Well then it’s easy, right? Slap it on the grey pad top right?

WRONG.

I had to call the Q-Park support (nice piece of UX: a button with a phone symbol). After much to-ing and fro-ing they pulled up the camera feed and told me I was using it wrong. Slap it on the white bit, they said. I looked at the white slot on the left and off-white pad on the right and still assuming I was reading the cues correctly told them their machine wasn’t working. Nope. It was working alright.

CORRECT ANSWER…

You have to slap your card on the white “mouth” under the LCD screen.

No, really, I’ll repeat that for clarity

You have to slap your card on the white “mouth” under the LCD screen.

Here’s the problem:

  1. It’s not flat
  2. It’s not the same shape as the card
  3. It doesn’t have a contactless symbol on it
  4. It has a SLOT in it and looks like a mouth! Clearly it’s for putting things inside, or for getting a printed ticket out. Aha there’s a chute under the slot so clearly it’s the receipt printer
  5. ALL the other visual cues point elsewhere, including the international default symbol for contactless card
  6. There’s actually textual instructions telling you explicitly to do something other than what you need to do

Designers, you have a duty to your users. These days we don’t get training when we use something new. We have to figure it out on the spot. With cars queued up behind getting angry and hooting at us.

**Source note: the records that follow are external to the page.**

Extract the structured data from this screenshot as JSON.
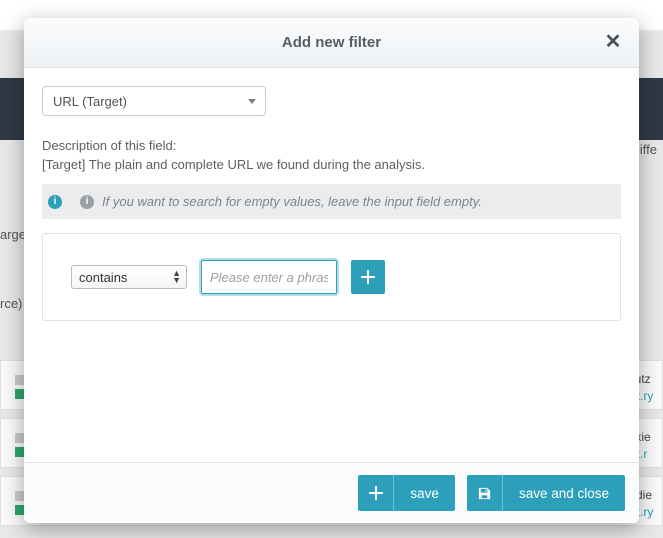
{
  "modal": {
    "title": "Add new filter",
    "field_selector": {
      "selected": "URL (Target)"
    },
    "description": {
      "heading": "Description of this field:",
      "text": "[Target] The plain and complete URL we found during the analysis."
    },
    "hint": "If you want to search for empty values, leave the input field empty.",
    "condition": {
      "operator": "contains",
      "placeholder": "Please enter a phrase",
      "value": ""
    },
    "buttons": {
      "save": "save",
      "save_close": "save and close"
    }
  },
  "background": {
    "fragments": {
      "diff": "Diffe",
      "arget": "arget",
      "rce": "rce)",
      "row1a": "Nutz",
      "row1b": "ert.ry",
      "row2a": "lexie",
      "row2b": "ort.r",
      "row3a": "n die",
      "row3b": "ert.ry"
    }
  },
  "colors": {
    "accent": "#2c9fbb"
  }
}
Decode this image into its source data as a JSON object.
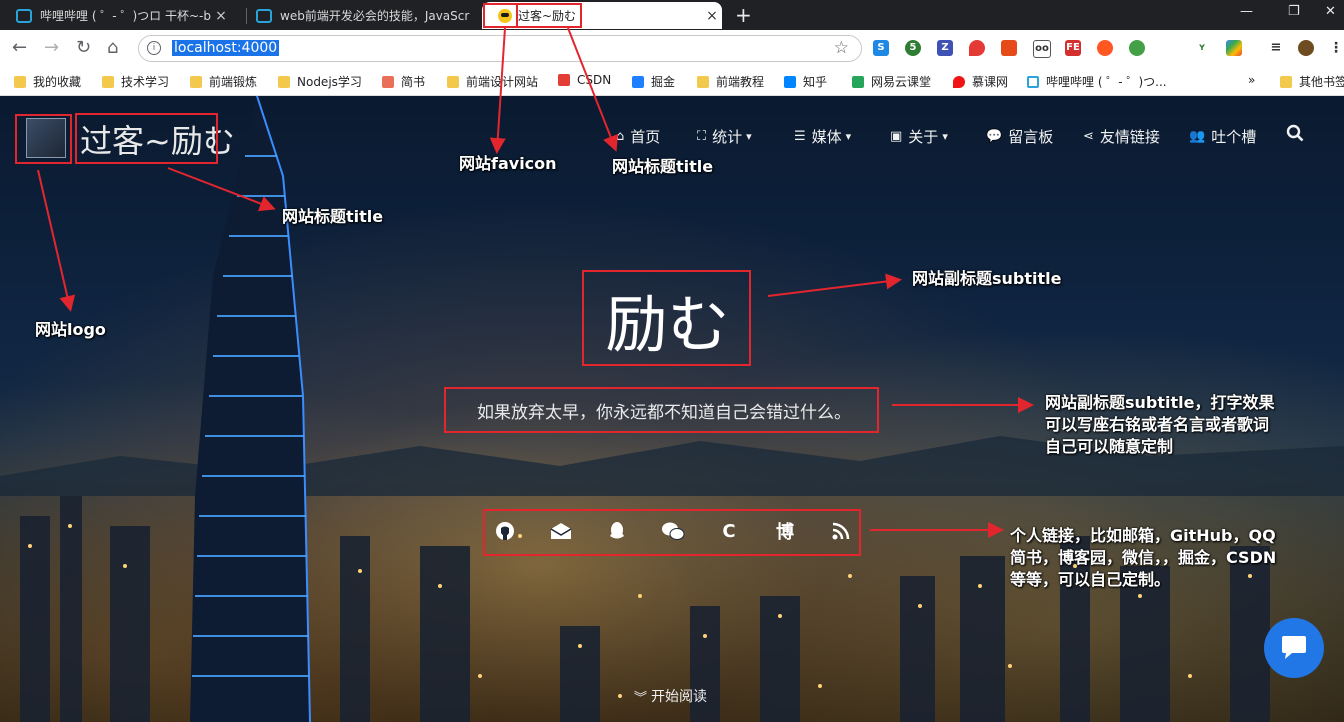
{
  "browser": {
    "tabs": [
      {
        "title": "哔哩哔哩 ( ゜- ゜)つロ 干杯~-bilibili",
        "active": false
      },
      {
        "title": "web前端开发必会的技能，JavaScript",
        "active": false
      },
      {
        "title": "过客~励む",
        "active": true
      }
    ],
    "new_tab": "+",
    "close_glyph": "×",
    "window_controls": [
      "—",
      "❐",
      "✕"
    ],
    "url": "localhost:4000",
    "bookmarks": [
      "我的收藏",
      "技术学习",
      "前端锻炼",
      "Nodejs学习",
      "简书",
      "前端设计网站",
      "CSDN",
      "掘金",
      "前端教程",
      "知乎",
      "网易云课堂",
      "慕课网",
      "哔哩哔哩 ( ゜- ゜)つ...",
      "»",
      "其他书签"
    ]
  },
  "site": {
    "title": "过客~励む",
    "subtitle": "励む",
    "motto": "如果放弃太早，你永远都不知道自己会错过什么。",
    "read_more": "开始阅读",
    "menu": [
      "首页",
      "统计",
      "媒体",
      "关于",
      "留言板",
      "友情链接",
      "吐个槽"
    ],
    "socials": [
      "github-icon",
      "mail-icon",
      "qq-icon",
      "wechat-icon",
      "C",
      "博",
      "rss-icon"
    ]
  },
  "annotations": {
    "favicon": "网站favicon",
    "tab_title": "网站标题title",
    "header_title": "网站标题title",
    "logo": "网站logo",
    "subtitle": "网站副标题subtitle",
    "motto_lines": [
      "网站副标题subtitle，打字效果",
      "可以写座右铭或者名言或者歌词",
      "自己可以随意定制"
    ],
    "links_lines": [
      "个人链接，比如邮箱，GitHub，QQ",
      "简书，博客园，微信，，掘金，CSDN",
      "等等，可以自己定制。"
    ]
  },
  "colors": {
    "annotation_red": "#e3262e",
    "chat_blue": "#2277e6",
    "url_highlight": "#1a73e8"
  }
}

This applies to self-service digital signage and kiosk screens of all kinds, whether they have peripheral devices or just an on-screen user experience to get users to what they need to see and read and do.

Your duty is to design a system that is just obvious to use. You shouldn’t really need text at all if everything can be made obvious enough with internationally agreed symbology that we’re all used to seeing and understanding.

Using text is fine though if there’s no other way to communicate the usage to a novice. But make sure that if you follow the instructions to the letter, the thing actually works!

AND FINALLY

To the poor people in the call centre (I feel for you, getting these calls every day, I really do), when you are told over the intercom that the instructions are incorrect, don’t apologize and say,  “Well, you know for next time.

Tell me you’ve told someone in management to get it sorted.

And actually tell someone in management to get it sorted.

Yes, I do know for next time. But that poor patsy in the car in front who, let’s for argument’s sake say … can’t get out of the car park … doesn’t have the benefit of the training you gave me last time, and I’m still stuck in your concrete maze, hoping against hope that you haven’t installed a Minotaur.